Infine, la norma di cui all’art. 37 bis, comma 8, – secondo cui le norme antielusive non trovano applicazione quando il contribuente dimostra che non vi è stata elusione – non è conferente, posto che – come già si è osservato – quella che viene qui in considerazione non è la norma di cui all’art. 3, comma 2, ma la norma di cui all’art. 1, comma 5, che nella parte in cui determina una decorrenza della riduzione diversa da quella del corrispondente incremento non appare essere una norma antielusiva contro i conferimenti a cascata.

Comunque la norma invocata riguarda le disposizioni di carattere formale e non quelle di carattere sostanziale.

Il ricorso deve essere pertanto accolto e la sentenza impugnata deve essere cassata in relazione al motivo accolto, sulla base del seguente principio di diritto: “In tema di dual income tax la disciplina prevista dal D.Lgs. n. 466 del 1997, deve essere interpretata nel senso che nel caso di conferimenti in denaro effettuati, successivamente alla chiusura dell’esercizio del 1996, a favore di soggetti controllati, la base dit della conferente deve essere ridotta di un pari importo a partire dall’inizio dell’esercizio in cui tali conferimenti sono stati disposti, con la conseguenza che l’incremento patrimoniale che la conferente può utilizzare per beneficiare dell’aliquota Irpef agevolata (c.d. base dit) deve essere sempre ridotto dell’intero ammontare dei conferimenti in danaro che la società abbia effettuato nell’anno di imposta ad una propria controllata, senza tenere conto del momento in cui il versamento è stato eseguito e perciò senza ragguagliare l’importo del versamento, in ragione annuale, a tale momento”.

In ordine alla possibilità di decidere in questa sede la controversia nel merito, occorre rilevare che, a differenza di quanto esposto nella memoria depositata dalla resistente ai sensi dell’art. 378 c.p.c., non risultano motivi d’appello non esaminati dalla C.T.R. perchè ritenuti assorbiti.

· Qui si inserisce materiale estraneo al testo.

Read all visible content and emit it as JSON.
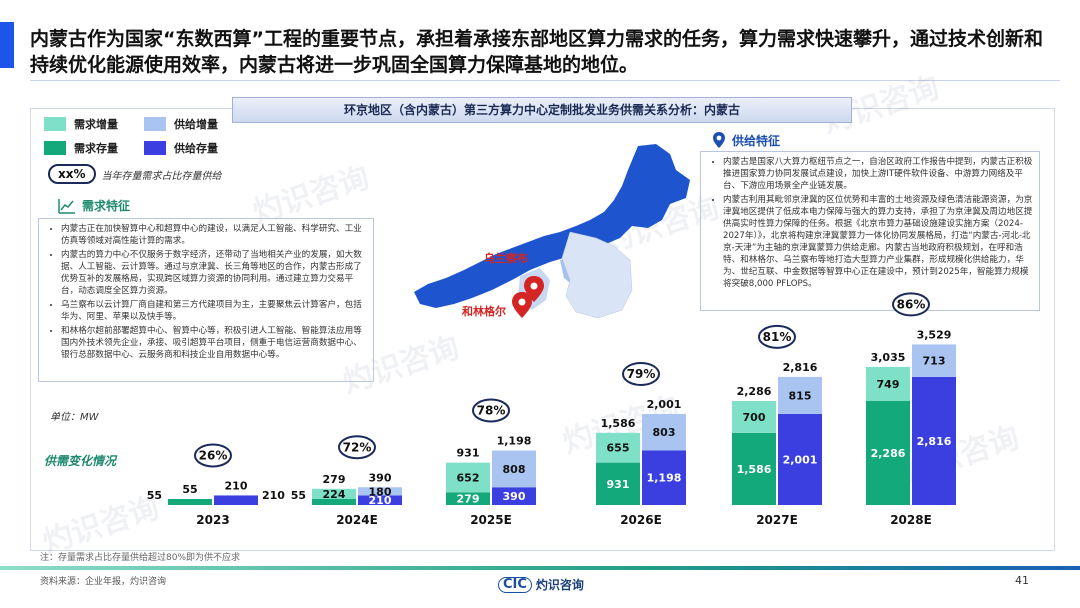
{
  "headline": "内蒙古作为国家“东数西算”工程的重要节点，承担着承接东部地区算力需求的任务，算力需求快速攀升，通过技术创新和持续优化能源使用效率，内蒙古将进一步巩固全国算力保障基地的地位。",
  "panel_title": "环京地区（含内蒙古）第三方算力中心定制批发业务供需关系分析：内蒙古",
  "legend": {
    "demand_increase": "需求增量",
    "supply_increase": "供给增量",
    "demand_stock": "需求存量",
    "supply_stock": "供给存量"
  },
  "pct_key": {
    "oval": "xx%",
    "text": "当年存量需求占比存量供给"
  },
  "demand": {
    "heading": "需求特征",
    "items": [
      "内蒙古正在加快智算中心和超算中心的建设，以满足人工智能、科学研究、工业仿真等领域对高性能计算的需求。",
      "内蒙古的算力中心不仅服务于数字经济，还带动了当地相关产业的发展，如大数据、人工智能、云计算等。通过与京津冀、长三角等地区的合作，内蒙古形成了优势互补的发展格局，实现跨区域算力资源的协同利用。通过建立算力交易平台，动态调度全区算力资源。",
      "乌兰察布以云计算厂商自建和第三方代建项目为主，主要聚焦云计算客户，包括华为、阿里、苹果以及快手等。",
      "和林格尔超前部署超算中心、智算中心等，积极引进人工智能、智能算法应用等国内外技术领先企业，承接、吸引超算平台项目，侧重于电信运营商数据中心、银行总部数据中心、云服务商和科技企业自用数据中心等。"
    ]
  },
  "supply": {
    "heading": "供给特征",
    "items": [
      "内蒙古是国家八大算力枢纽节点之一，自治区政府工作报告中提到，内蒙古正积极推进国家算力协同发展试点建设，加快上游IT硬件软件设备、中游算力网络及平台、下游应用场景全产业链发展。",
      "内蒙古利用其毗邻京津冀的区位优势和丰富的土地资源及绿色清洁能源资源，为京津冀地区提供了低成本电力保障与强大的算力支持，承担了为京津冀及周边地区提供高实时性算力保障的任务。根据《北京市算力基础设施建设实施方案（2024-2027年）》，北京将构建京津冀蒙算力一体化协同发展格局，打造“内蒙古-河北-北京-天津”为主轴的京津冀蒙算力供给走廊。内蒙古当地政府积极规划，在呼和浩特、和林格尔、乌兰察布等地打造大型算力产业集群，形成规模化供给能力，华为、世纪互联、中金数据等智算中心正在建设中，预计到2025年，智能算力规模将突破8,000 PFLOPS。"
    ]
  },
  "map_labels": {
    "city1": "乌兰察布",
    "city2": "和林格尔"
  },
  "unit": "单位：MW",
  "trend_label": "供需变化情况",
  "note": "注：存量需求占比存量供给超过80%即为供不应求",
  "source": "资料来源：企业年报，灼识咨询",
  "page_number": "41",
  "brand": {
    "mark": "CIC",
    "name": "灼识咨询"
  },
  "watermark": {
    "cn": "灼识咨询",
    "en": "China Insights Consultancy"
  },
  "colors": {
    "demand_increase": "#7ee0c6",
    "supply_increase": "#a9c4f0",
    "demand_stock": "#13a97a",
    "supply_stock": "#3b3fe0",
    "accent": "#1d55e8"
  },
  "chart_data": {
    "type": "bar",
    "categories": [
      "2023",
      "2024E",
      "2025E",
      "2026E",
      "2027E",
      "2028E"
    ],
    "series": [
      {
        "name": "需求存量",
        "values": [
          55,
          55,
          279,
          931,
          1586,
          2286
        ]
      },
      {
        "name": "需求增量",
        "values": [
          0,
          224,
          652,
          655,
          700,
          749
        ]
      },
      {
        "name": "供给存量",
        "values": [
          210,
          210,
          390,
          1198,
          2001,
          2816
        ]
      },
      {
        "name": "供给增量",
        "values": [
          0,
          180,
          808,
          803,
          815,
          713
        ]
      }
    ],
    "demand_totals": [
      55,
      279,
      931,
      1586,
      2286,
      3035
    ],
    "supply_totals": [
      210,
      390,
      1198,
      2001,
      2816,
      3529
    ],
    "stock_demand_ratio": [
      "26%",
      "72%",
      "78%",
      "79%",
      "81%",
      "86%"
    ],
    "ylabel": "MW"
  }
}
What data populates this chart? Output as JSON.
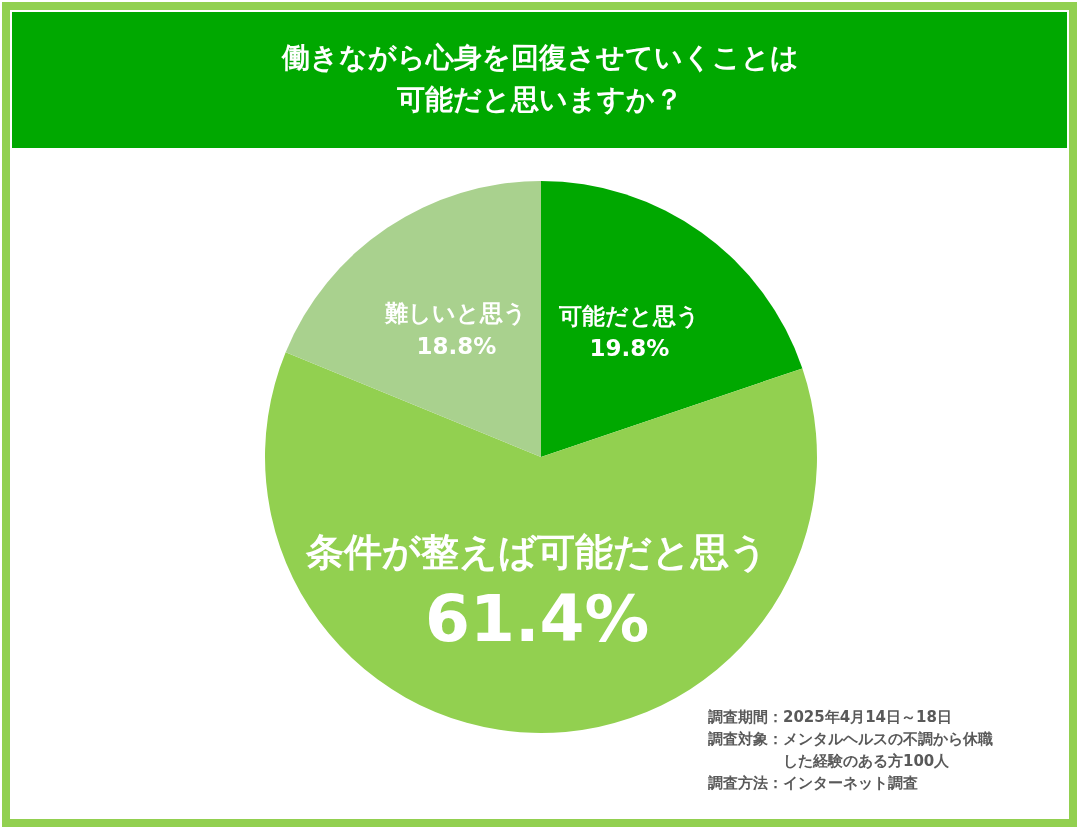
{
  "chart_data": {
    "type": "pie",
    "title": "働きながら心身を回復させていくことは可能だと思いますか？",
    "categories": [
      "可能だと思う",
      "条件が整えば可能だと思う",
      "難しいと思う"
    ],
    "values": [
      19.8,
      61.4,
      18.8
    ],
    "colors": [
      "#00a800",
      "#92d050",
      "#a9d18e"
    ],
    "value_labels": [
      "19.8%",
      "61.4%",
      "18.8%"
    ],
    "annotations": [
      "調査期間：2025年4月14日～18日",
      "調査対象：メンタルヘルスの不調から休職した経験のある方100人",
      "調査方法：インターネット調査"
    ]
  }
}
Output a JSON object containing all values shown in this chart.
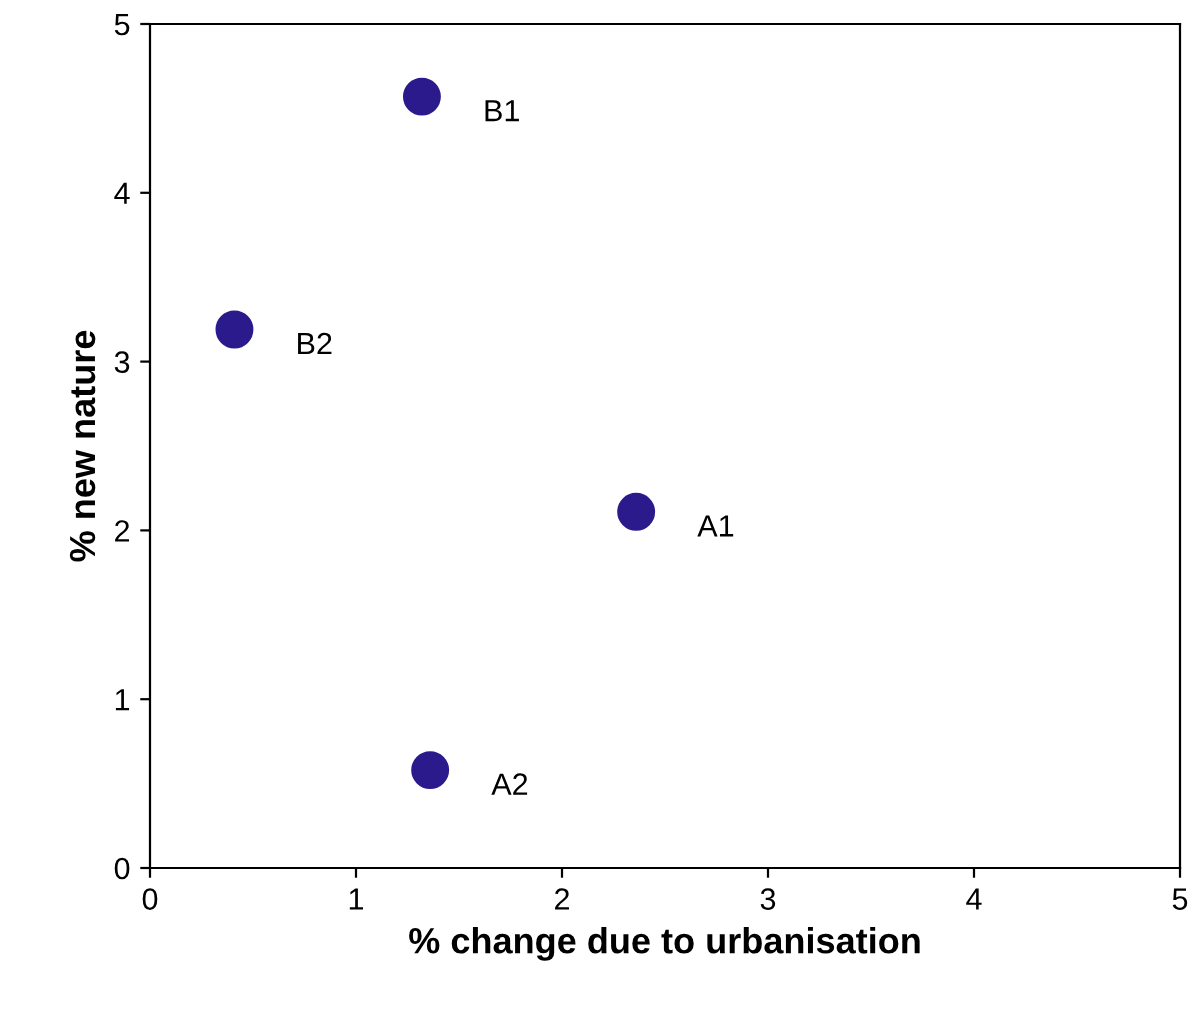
{
  "chart_data": {
    "type": "scatter",
    "xlabel": "% change due to urbanisation",
    "ylabel": "% new nature",
    "x": [
      2.36,
      1.32,
      1.36,
      0.41
    ],
    "series": [
      {
        "color": "#2b1a8c",
        "values": [
          2.11,
          4.57,
          0.58,
          3.19
        ]
      }
    ],
    "xlim": [
      0,
      5
    ],
    "ylim": [
      0,
      5
    ],
    "xticks": [
      0,
      1,
      2,
      3,
      4,
      5
    ],
    "yticks": [
      0,
      1,
      2,
      3,
      4,
      5
    ],
    "grid": false,
    "legend": false,
    "marker": "circle",
    "annotations": [
      {
        "text": "A1",
        "x": 2.36,
        "y": 2.11
      },
      {
        "text": "B1",
        "x": 1.32,
        "y": 4.57
      },
      {
        "text": "A2",
        "x": 1.36,
        "y": 0.58
      },
      {
        "text": "B2",
        "x": 0.41,
        "y": 3.19
      }
    ]
  }
}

Tutti i motivi d’appello esposti nella sentenza della C.T.R., pur riguardando “plurimi difetti motivazionali” della sentenza di primo grado (come affermato nella memoria della controricorrente) riguardano infatti sempre e soltanto, sotto diversi profili argomentativi, l’interpretazione della disciplina del D.Lgs. n. 466 del 1997, in relazione alle modalità di calcolo della base dit della società conferente, questione sulla quale i giudici d’appello hanno pronunciato. E’ inoltre in ogni caso da aggiungere che, nell’ipotesi in cui venga denunciato un vizio di motivazione della sentenza di primo grado, il giudice d’appello non pronuncia sentenza rescindente, ma decide della questione controversa, sostituendo la motivazione censurata. Non essendo pertanto necessari ulteriori accertamenti in fatto, la causa può essere decisa col rigetto del ricorso introduttivo. In assenza di precedenti giurisprudenziali di legittimità specifici in materia, si dispone la compensazione delle spese dell’intero processo.

P.Q.M.

accoglie il ricorso, cassa la sentenza impugnata e decidendo nel merito rigetta il ricorso introduttivo. Compensa le spese dell’intero processo.

Così deciso in Roma, il 11 gennaio 2011.